After a few minutes alone some of the others arrived, starting with Bruce, followed shortly by Dale, Tim and Bryan. Although they were a few minutes too late to see the sunset directly, the final group consisting of Elaine (in the lead,) Ron and Gordon arrived in time to see some of the underlit clouds and their interactions with the mountains.
Even though most of us had wet clothing from the wet leaves, the high humidity retarded evaporation so the 40 degree temperature atop the peak (along with the still air) made it seem a bit warmer than the same temperature did atop Scott's Hill last week.
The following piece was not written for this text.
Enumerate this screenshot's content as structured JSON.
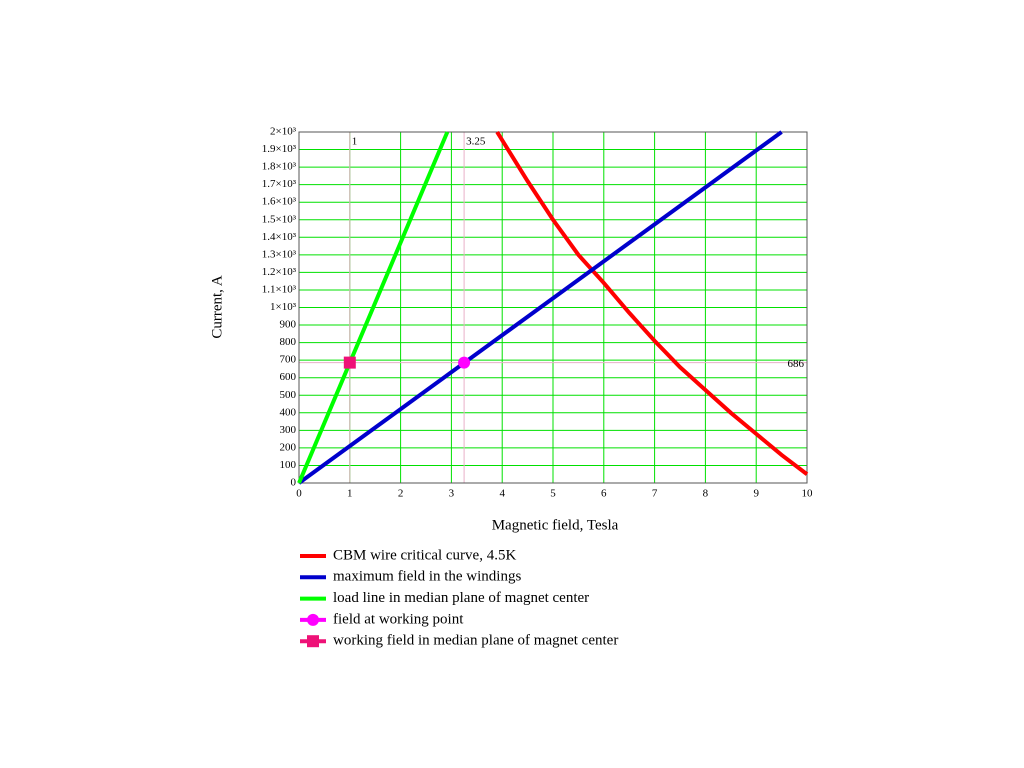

Soon after taking the obligatory group photo(s) we donned our respective jackets and headlamps, wielded our flashlights and started back down in the dark.
We decided to take the descent slowly - partially in deference to Elaine, who was understandably cautious to avoid unnecessary aggravation of her recovering ankle, but also due to our being wary of the many foot-snagging roots and slippery rocks that we knew were present along the trail. One interesting effect of the high humidity, cool temperatures, and lack of wind was that the steam from our breath seemed to move along with us rather than rapidly dissipate - a phenomenon mildly annoying to those of us wearing headlamps who seemed to be in a perpetual bank of self-generated fog!
Without incident, we managed to find our way down the switchbacks, along the stream, across the treacherous traverse of several steep rock faces and cross the slippery log bridge over the stream and back to our vehicles. Shortly after arriving, just as we were starting to doff our gear, someone said "Isn't it about time for the Iridium Flare?" Looking upwards and scanning the sky toward the East-southeast, it was only a minute or so before a satellite hove into view in a cloud-free portion of, growing in brightness and disappearing once again into the moonlit heavens - an welcome bonus to the evening's sights.
After piling into our cars and wandering back down-canyon, three of us (Gordon, Bruce and I) reconvened at the Belgian Waffle Inn and, as usual, promptly canceled any beneficial effects of the evening's exercise.
Comment: The Iridium flare (from satellite #66) occurred at 21:31:54 MDT on a bearing of 103 degrees (true north reference) and was, according to predictions, a "Daytime Flare" with a magnitude of -6.5 or so at our location. Originally we didn't think that we'd see it, as it was far later than we'd expected to be out and about that evening.
No-one is quite sure of the name's origin, but Gordon mentioned that Circle-All Peak is named after the Circle-All slide area. Where that got it's name is unclear!